Low-Luminosity Type IIP Supernovae from the Zwicky Transient Facility Census of the Local Universe. II: Lightcurve Analysis

TL;DR

This study analyzes lightcurve properties and progenitor characteristics of 129 Type IIP supernovae, including 16 low-luminosity events, revealing correlations between brightness, explosion energy, and progenitor mass.

Contribution

It provides the largest systematic analysis of Type IIP supernova lightcurves from a volume-limited survey, especially focusing on low-luminosity supernovae and their progenitors.

Findings

Plateau slope correlates with peak brightness.

Low-luminosity SNe have low nickel masses and explosion energies.

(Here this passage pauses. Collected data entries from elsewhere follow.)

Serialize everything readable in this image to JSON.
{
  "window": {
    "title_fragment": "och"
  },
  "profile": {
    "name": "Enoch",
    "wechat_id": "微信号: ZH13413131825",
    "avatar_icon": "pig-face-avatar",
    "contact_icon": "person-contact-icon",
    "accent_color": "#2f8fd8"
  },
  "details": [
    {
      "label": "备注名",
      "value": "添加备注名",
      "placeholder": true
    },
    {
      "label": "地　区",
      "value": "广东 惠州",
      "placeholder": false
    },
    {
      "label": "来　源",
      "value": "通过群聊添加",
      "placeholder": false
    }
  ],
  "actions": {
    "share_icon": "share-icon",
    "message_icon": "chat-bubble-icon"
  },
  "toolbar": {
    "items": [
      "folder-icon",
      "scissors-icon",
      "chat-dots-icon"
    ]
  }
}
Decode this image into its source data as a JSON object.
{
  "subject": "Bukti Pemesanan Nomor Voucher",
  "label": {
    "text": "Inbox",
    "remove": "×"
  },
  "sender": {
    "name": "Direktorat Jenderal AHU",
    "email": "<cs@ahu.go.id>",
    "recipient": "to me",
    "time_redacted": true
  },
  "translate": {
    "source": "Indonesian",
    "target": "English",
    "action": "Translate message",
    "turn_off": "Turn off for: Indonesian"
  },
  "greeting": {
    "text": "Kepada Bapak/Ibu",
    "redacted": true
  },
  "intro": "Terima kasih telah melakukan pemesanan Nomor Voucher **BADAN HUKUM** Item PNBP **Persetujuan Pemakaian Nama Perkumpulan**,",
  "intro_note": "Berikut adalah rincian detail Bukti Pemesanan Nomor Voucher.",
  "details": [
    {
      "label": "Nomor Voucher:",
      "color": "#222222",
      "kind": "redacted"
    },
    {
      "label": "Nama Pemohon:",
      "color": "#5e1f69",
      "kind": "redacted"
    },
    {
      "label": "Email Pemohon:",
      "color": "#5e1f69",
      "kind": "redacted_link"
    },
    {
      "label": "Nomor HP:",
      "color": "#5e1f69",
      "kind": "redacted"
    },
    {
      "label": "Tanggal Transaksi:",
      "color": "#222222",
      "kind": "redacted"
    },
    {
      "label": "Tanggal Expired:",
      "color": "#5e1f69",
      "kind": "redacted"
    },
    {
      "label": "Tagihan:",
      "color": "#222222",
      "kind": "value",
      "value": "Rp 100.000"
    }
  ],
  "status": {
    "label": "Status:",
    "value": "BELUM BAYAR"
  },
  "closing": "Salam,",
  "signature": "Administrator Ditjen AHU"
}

LLIIP SNe originate from low-mass progenitors below 11 M_sun.

Abstract

The Zwicky Transient Facility Census of the Local Universe survey yielded a sample of 330 Type IIP supernovae (SNe) with well-constrained peak luminosities. In paper I (arXiv:2502.19493), we measured their luminosity function and volumetric rate. Here (paper II), we present the largest systematic study of lightcurve properties for Type IIP SNe from a volume-limited survey, analyzing a selected subset of 129 events, including 16 low-luminosity Type IIP (LLIIP) SNe with M${r,peak} \geq -16$ mag. We find that plateau slope correlates with peak brightness, with many LLIIP SNe showing positive slopes--suggesting smaller progenitor radii and distinct density profiles compared to brighter Type IIP SNe. The plateau duration shows only a weak dependence on peak brightness, likely suggesting binary interaction. One SN exhibits a plateau-to-tail drop of >3.5 mag, consistent with an electron-capture or failed SN with very low or zero nickel mass. We derive explosion and progenitor parameters of the entire Type IIP SN sample using semi-analytical and radiation-hydrodynamical models. Based on radiation-hydrodynamical model fitting, LLIIP SNe are characterized by low nickel masses (0.001-0.025 $\mathrm{M_\odot}$), low explosion energies (0.1-0.28 $\times 10^{51}$ erg), low ejecta masses ($8.1^{+0.8}_{-1.7}$ $\mathrm{M\odot}$), and ZAMS masses below 11 $\mathrm{M_\odot}$. In comparison, the full Type IIP SN sample spans a wider range with nickel masses (0.001-0.222 $\mathrm{M_\odot}$), explosion energies (0.10-4.43 $\times 10^{51}$ erg), ejecta masses (5.4-24.8 $\mathrm{M_\odot}$), and ZAMS masses (9.3-16.7 $\mathrm{M_\odot}$). We find strong correlations between peak brightness, explosion energy, and nickel mass that extend to the low-luminosity end. We conclude that LLIIP SNe represent the faint, low-energy end of the Type IIP population and originate from the lowest-mass core-collapse progenitors.